Indeed, with all the pro-life pressure and pro-family dressing, Harvard law professor Larry Tribe says, "it is hard to get people to pause, peel back the label and say this is not about protecting parental custody of children at all, but singling out abortion for unique burdens."
How unique? For one thing, the law casually turns the federal system into a pretzel. It says that an American citizen must obey the laws of her home state even when she goes over the state line. That's akin to making it illegal to cross the border in order to drink, gamble or shop on Sunday.
Under the federal system, states are expected to have different laws. Citizens are allowed to vote with their feet.
Today, Iowa has a different idea about how you protect a pregnant minor than neighboring Illinois, and Massachusetts has a different idea than New Hampshire. But under this bill, a citizen of Massachusetts who goes to New Hampshire is still subject to Massachusetts' rules.

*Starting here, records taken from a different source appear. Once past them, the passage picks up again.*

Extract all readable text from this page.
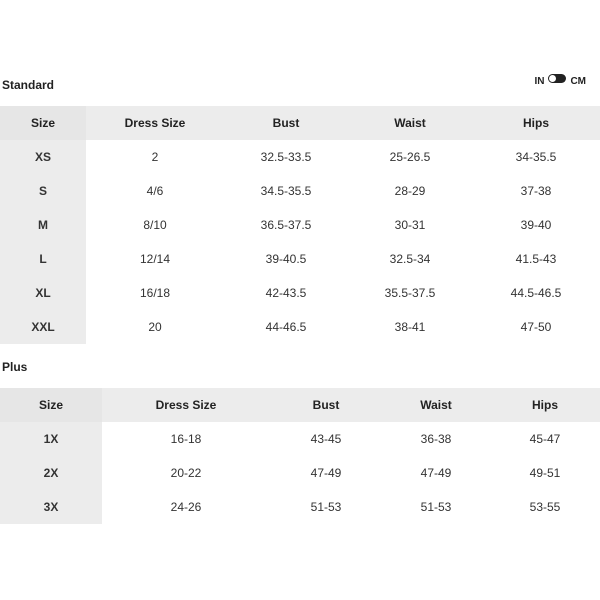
Standard	IN	CM
Size	Dress Size	Bust	Waist	Hips
XS	2	32.5-33.5	25-26.5	34-35.5
S	4/6	34.5-35.5	28-29	37-38
M	8/10	36.5-37.5	30-31	39-40
L	12/14	39-40.5	32.5-34	41.5-43
XL	16/18	42-43.5	35.5-37.5	44.5-46.5
XXL	20	44-46.5	38-41	47-50
Plus
Size	Dress Size	Bust	Waist	Hips
1X	16-18	43-45	36-38	45-47
2X	20-22	47-49	47-49	49-51
3X	24-26	51-53	51-53	53-55
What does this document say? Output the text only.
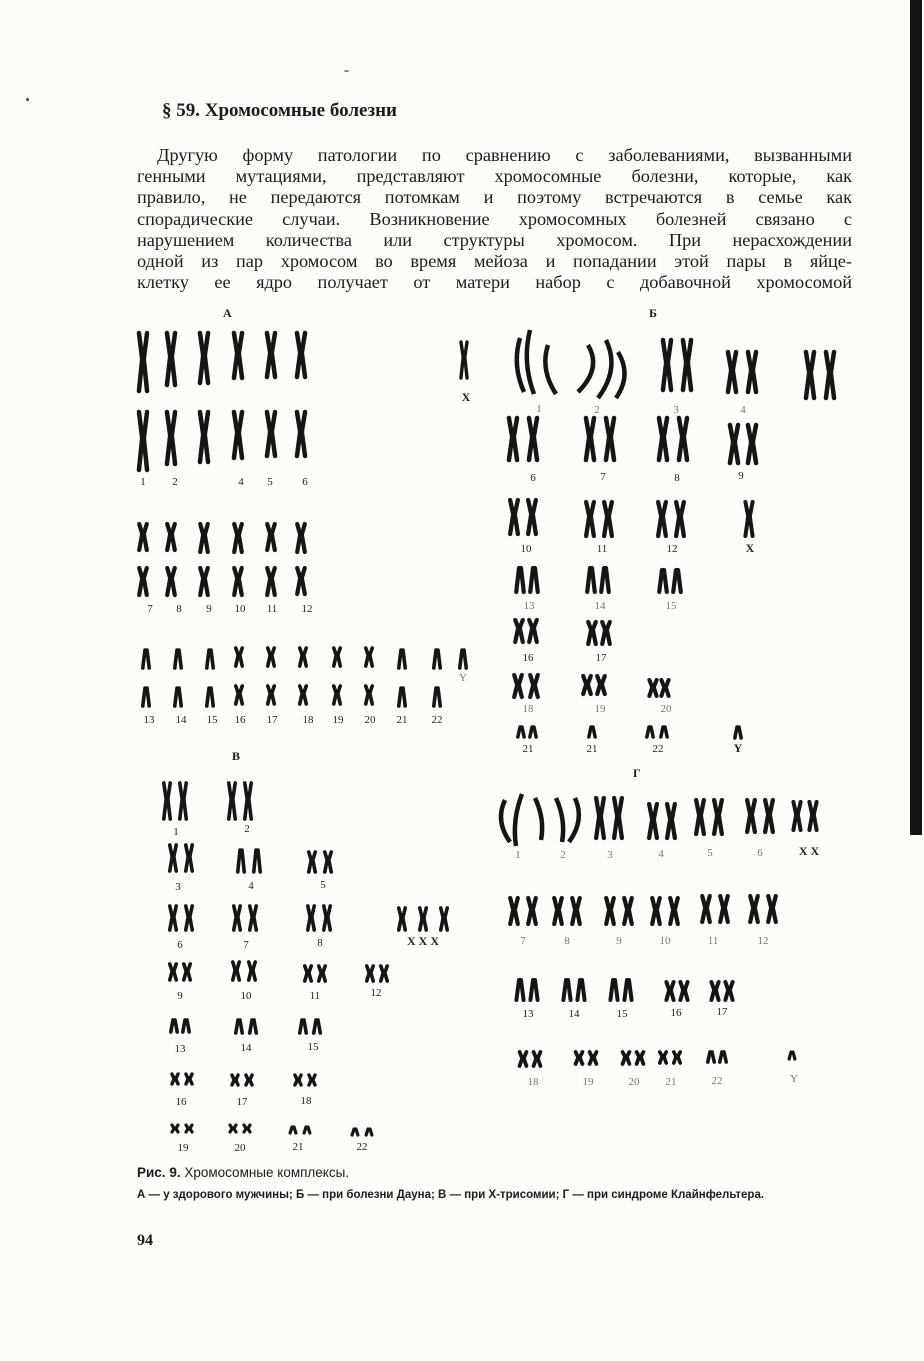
§ 59. Хромосомные болезни
Другую форму патологии по сравнению с заболеваниями, вызванными
генными мутациями, представляют хромосомные болезни, которые, как
правило, не передаются потомкам и поэтому встречаются в семье как
спорадические случаи. Возникновение хромосомных болезней связано с
нарушением количества или структуры хромосом. При нерасхождении
одной из пар хромосом во время мейоза и попадании этой пары в яйце-
клетку ее ядро получает от матери набор с добавочной хромосомой
А	Б
В
Г
1 2	4 5	6
X
7 8 9 10 11 12
13 14 15 16 17 18 19 20 21 22
Y
1	2	3	4
6	7	8	9
10	11	12	X
13	14	15
16	17
18	19	20
21	21	22	Y
1	2
3	4	5
6	7	8	X X X
9	10	11	12
13	14	15
16	17	18
19	20	21	22
1	2	3	4	5	6	X X
7	8	9	10	11	12
13	14	15	16	17
18	19	20 21	22	Y
Рис. 9. Хромосомные комплексы.
А — у здорового мужчины; Б — при болезни Дауна; В — при Х-трисомии; Г — при синдроме Клайнфельтера.
94
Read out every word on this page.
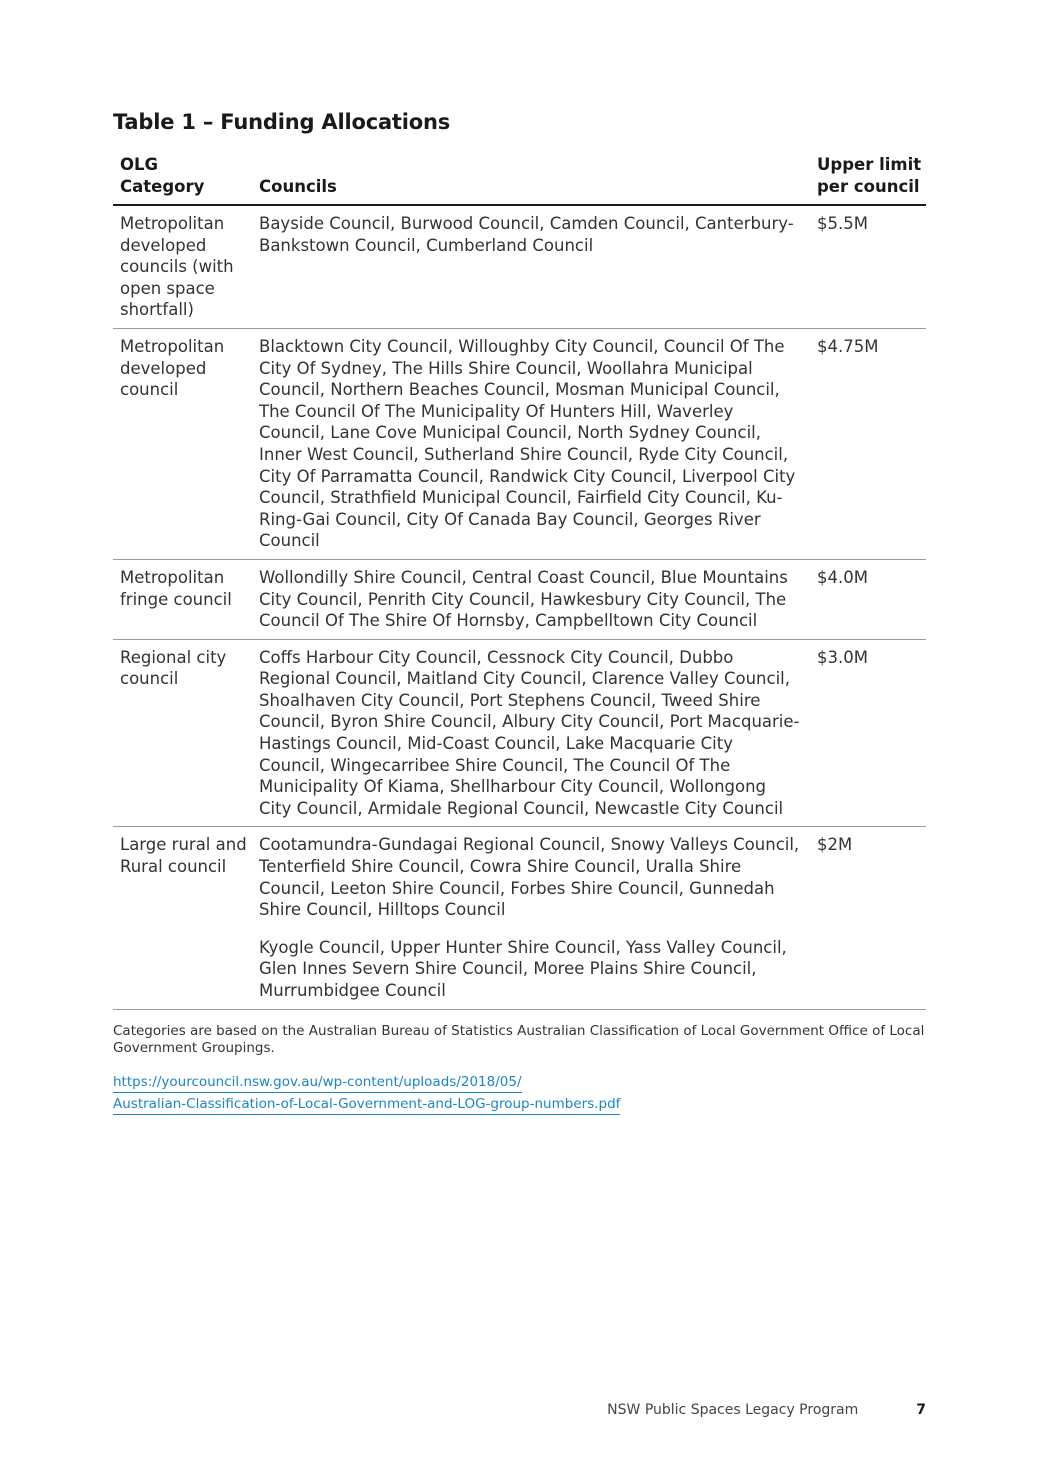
Table 1 – Funding Allocations
OLG
Category	Councils	Upper limit
per council
Metropolitan developed councils (with open space shortfall)	Bayside Council, Burwood Council, Camden Council, Canterbury-Bankstown Council, Cumberland Council	$5.5M
Metropolitan developed council	Blacktown City Council, Willoughby City Council, Council Of The City Of Sydney, The Hills Shire Council, Woollahra Municipal Council, Northern Beaches Council, Mosman Municipal Council, The Council Of The Municipality Of Hunters Hill, Waverley Council, Lane Cove Municipal Council, North Sydney Council, Inner West Council, Sutherland Shire Council, Ryde City Council, City Of Parramatta Council, Randwick City Council, Liverpool City Council, Strathfield Municipal Council, Fairfield City Council, Ku-Ring-Gai Council, City Of Canada Bay Council, Georges River Council	$4.75M
Metropolitan fringe council	Wollondilly Shire Council, Central Coast Council, Blue Mountains City Council, Penrith City Council, Hawkesbury City Council, The Council Of The Shire Of Hornsby, Campbelltown City Council	$4.0M
Regional city council	Coffs Harbour City Council, Cessnock City Council, Dubbo Regional Council, Maitland City Council, Clarence Valley Council, Shoalhaven City Council, Port Stephens Council, Tweed Shire Council, Byron Shire Council, Albury City Council, Port Macquarie-Hastings Council, Mid-Coast Council, Lake Macquarie City Council, Wingecarribee Shire Council, The Council Of The Municipality Of Kiama, Shellharbour City Council, Wollongong City Council, Armidale Regional Council, Newcastle City Council	$3.0M
Large rural and Rural council	Cootamundra-Gundagai Regional Council, Snowy Valleys Council, Tenterfield Shire Council, Cowra Shire Council, Uralla Shire Council, Leeton Shire Council, Forbes Shire Council, Gunnedah Shire Council, Hilltops Council

Kyogle Council, Upper Hunter Shire Council, Yass Valley Council, Glen Innes Severn Shire Council, Moree Plains Shire Council, Murrumbidgee Council	$2M

Categories are based on the Australian Bureau of Statistics Australian Classification of Local Government Office of Local Government Groupings.

https://yourcouncil.nsw.gov.au/wp-content/uploads/2018/05/
Australian-Classification-of-Local-Government-and-LOG-group-numbers.pdf
NSW Public Spaces Legacy Program	7
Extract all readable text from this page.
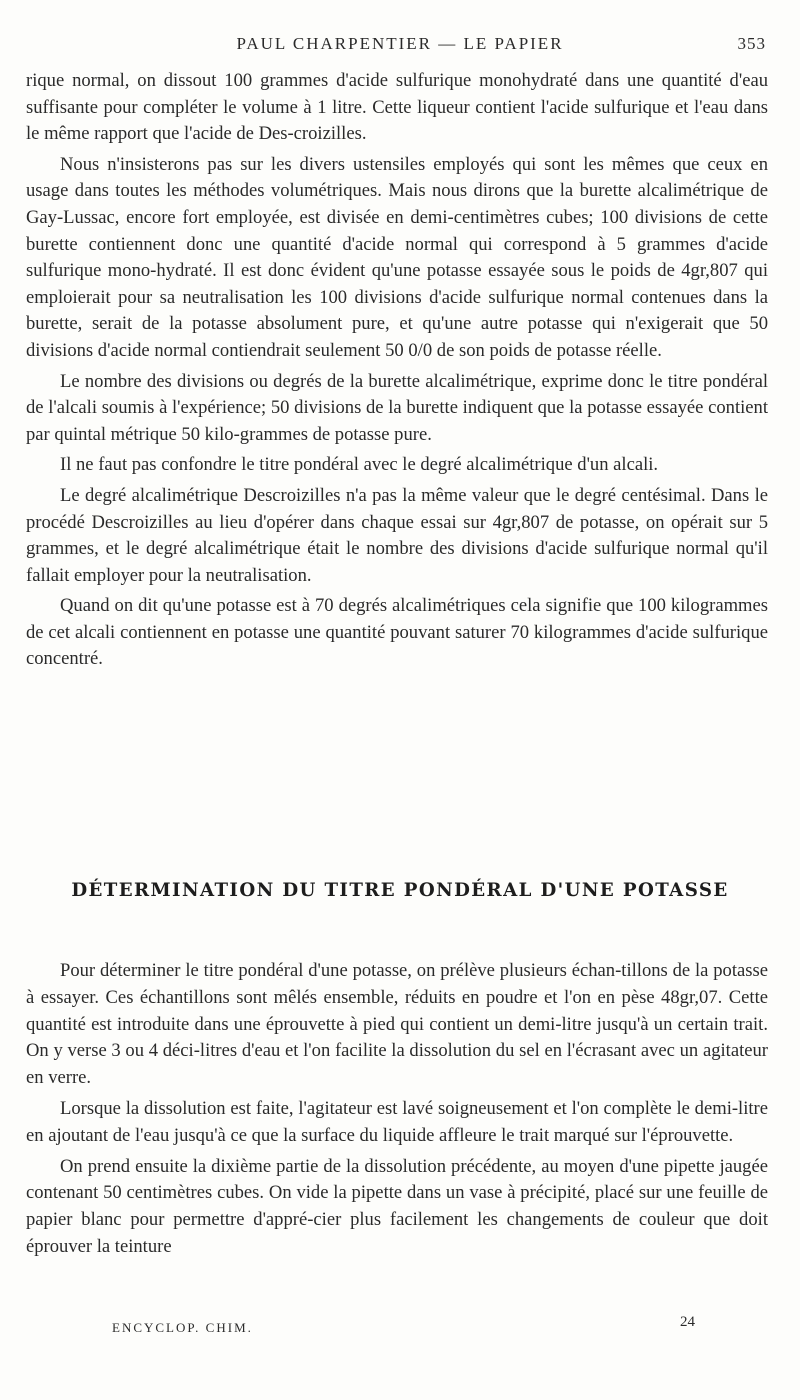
PAUL CHARPENTIER — LE PAPIER	353

rique normal, on dissout 100 grammes d'acide sulfurique monohydraté dans une quantité d'eau suffisante pour compléter le volume à 1 litre. Cette liqueur contient l'acide sulfurique et l'eau dans le même rapport que l'acide de Des-croizilles.

Nous n'insisterons pas sur les divers ustensiles employés qui sont les mêmes que ceux en usage dans toutes les méthodes volumétriques. Mais nous dirons que la burette alcalimétrique de Gay-Lussac, encore fort employée, est divisée en demi-centimètres cubes; 100 divisions de cette burette contiennent donc une quantité d'acide normal qui correspond à 5 grammes d'acide sulfurique mono-hydraté. Il est donc évident qu'une potasse essayée sous le poids de 4gr,807 qui emploierait pour sa neutralisation les 100 divisions d'acide sulfurique normal contenues dans la burette, serait de la potasse absolument pure, et qu'une autre potasse qui n'exigerait que 50 divisions d'acide normal contiendrait seulement 50 0/0 de son poids de potasse réelle.

Le nombre des divisions ou degrés de la burette alcalimétrique, exprime donc le titre pondéral de l'alcali soumis à l'expérience; 50 divisions de la burette indiquent que la potasse essayée contient par quintal métrique 50 kilo-grammes de potasse pure.

Il ne faut pas confondre le titre pondéral avec le degré alcalimétrique d'un alcali.

Le degré alcalimétrique Descroizilles n'a pas la même valeur que le degré centésimal. Dans le procédé Descroizilles au lieu d'opérer dans chaque essai sur 4gr,807 de potasse, on opérait sur 5 grammes, et le degré alcalimétrique était le nombre des divisions d'acide sulfurique normal qu'il fallait employer pour la neutralisation.

Quand on dit qu'une potasse est à 70 degrés alcalimétriques cela signifie que 100 kilogrammes de cet alcali contiennent en potasse une quantité pouvant saturer 70 kilogrammes d'acide sulfurique concentré.

DÉTERMINATION DU TITRE PONDÉRAL D'UNE POTASSE

Pour déterminer le titre pondéral d'une potasse, on prélève plusieurs échan-tillons de la potasse à essayer. Ces échantillons sont mêlés ensemble, réduits en poudre et l'on en pèse 48gr,07. Cette quantité est introduite dans une éprouvette à pied qui contient un demi-litre jusqu'à un certain trait. On y verse 3 ou 4 déci-litres d'eau et l'on facilite la dissolution du sel en l'écrasant avec un agitateur en verre.

Lorsque la dissolution est faite, l'agitateur est lavé soigneusement et l'on complète le demi-litre en ajoutant de l'eau jusqu'à ce que la surface du liquide affleure le trait marqué sur l'éprouvette.

On prend ensuite la dixième partie de la dissolution précédente, au moyen d'une pipette jaugée contenant 50 centimètres cubes. On vide la pipette dans un vase à précipité, placé sur une feuille de papier blanc pour permettre d'appré-cier plus facilement les changements de couleur que doit éprouver la teinture

ENCYCLOP. CHIM.	24
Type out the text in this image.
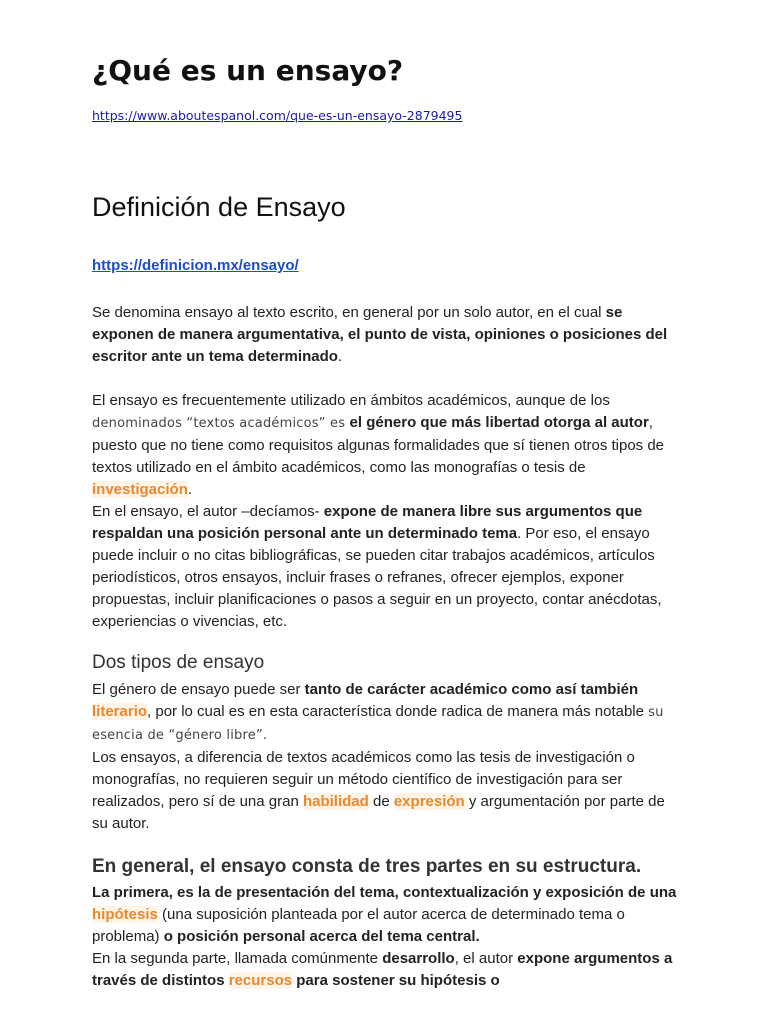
¿Qué es un ensayo?
https://www.aboutespanol.com/que-es-un-ensayo-2879495
Definición de Ensayo
https://definicion.mx/ensayo/

Se denomina ensayo al texto escrito, en general por un solo autor, en el cual se exponen de manera argumentativa, el punto de vista, opiniones o posiciones del escritor ante un tema determinado.

El ensayo es frecuentemente utilizado en ámbitos académicos, aunque de los denominados “textos académicos” es el género que más libertad otorga al autor, puesto que no tiene como requisitos algunas formalidades que sí tienen otros tipos de textos utilizado en el ámbito académicos, como las monografías o tesis de investigación.

En el ensayo, el autor –decíamos- expone de manera libre sus argumentos que respaldan una posición personal ante un determinado tema. Por eso, el ensayo puede incluir o no citas bibliográficas, se pueden citar trabajos académicos, artículos periodísticos, otros ensayos, incluir frases o refranes, ofrecer ejemplos, exponer propuestas, incluir planificaciones o pasos a seguir en un proyecto, contar anécdotas, experiencias o vivencias, etc.

Dos tipos de ensayo

El género de ensayo puede ser tanto de carácter académico como así también literario, por lo cual es en esta característica donde radica de manera más notable su esencia de “género libre”.

Los ensayos, a diferencia de textos académicos como las tesis de investigación o monografías, no requieren seguir un método científico de investigación para ser realizados, pero sí de una gran habilidad de expresión y argumentación por parte de su autor.

En general, el ensayo consta de tres partes en su estructura.

La primera, es la de presentación del tema, contextualización y exposición de una hipótesis (una suposición planteada por el autor acerca de determinado tema o problema) o posición personal acerca del tema central.

En la segunda parte, llamada comúnmente desarrollo, el autor expone argumentos a través de distintos recursos para sostener su hipótesis o
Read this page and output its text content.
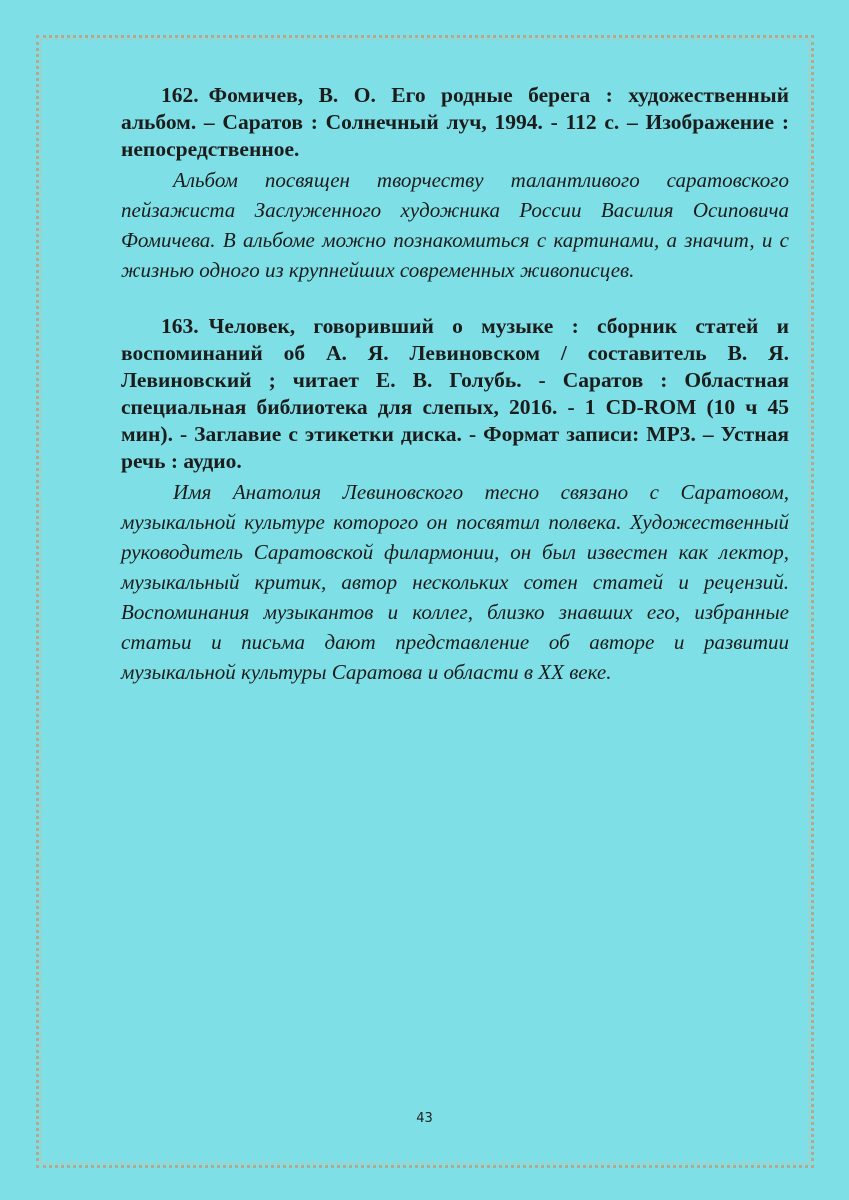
162. Фомичев, В. О. Его родные берега : художественный альбом. – Саратов : Солнечный луч, 1994. - 112 с. – Изображение : непосредственное.

Альбом посвящен творчеству талантливого саратовского пейзажиста Заслуженного художника России Василия Осиповича Фомичева. В альбоме можно познакомиться с картинами, а значит, и с жизнью одного из крупнейших современных живописцев.

163. Человек, говоривший о музыке : сборник статей и воспоминаний об А. Я. Левиновском / составитель В. Я. Левиновский ; читает Е. В. Голубь. - Саратов : Областная специальная библиотека для слепых, 2016. - 1 CD-ROM (10 ч 45 мин). - Заглавие с этикетки диска. - Формат записи: MP3. – Устная речь : аудио.

Имя Анатолия Левиновского тесно связано с Саратовом, музыкальной культуре которого он посвятил полвека. Художественный руководитель Саратовской филармонии, он был известен как лектор, музыкальный критик, автор нескольких сотен статей и рецензий. Воспоминания музыкантов и коллег, близко знавших его, избранные статьи и письма дают представление об авторе и развитии музыкальной культуры Саратова и области в XX веке.

43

As Tribe says, "It's not quite imprisoning you within your home state, but it comes pretty close."
One can only imagine the checkpoints for enforcing these laws at the state borders. As Gloria Feldt of Planned Parenthood says, "What are they going to do next? Dogs and searchlights?"
More bizarre is the fact that this law wouldn't make it illegal for the girl herself to cross state lines to get an abortion without involving parents. It would make it illegal for the person - sister, aunt, friend - assisting her.
The most desperate of pregnant teenagers, the very ones who won't talk to their parents, or hassle through the judicial bypass process, will be the ones forced to go it all alone.
Now let me say that I won my merit badge in Raising A Teenager. I wholly understand the gut fear that something is going on in our child's life and we're out of the loop. I understand the fury that comes with knowing someone else could take our daughter through a crisis without our knowledge.
But I also know that most teenage girls - more than 75 percent of those under 16 - have talked to a parent before seeking an abortion. I know some can't or think they can't - and that a third of those who don't notify parents have been victims of family violence. These figures stay the same in states with and without consent laws.
Despite all the ear-piercing rhetoric, this is the bottom line: You can't write a law forcing parent-child communication. That requires a very different set of family skills. It has little to do with earrings and a lot to do with listening.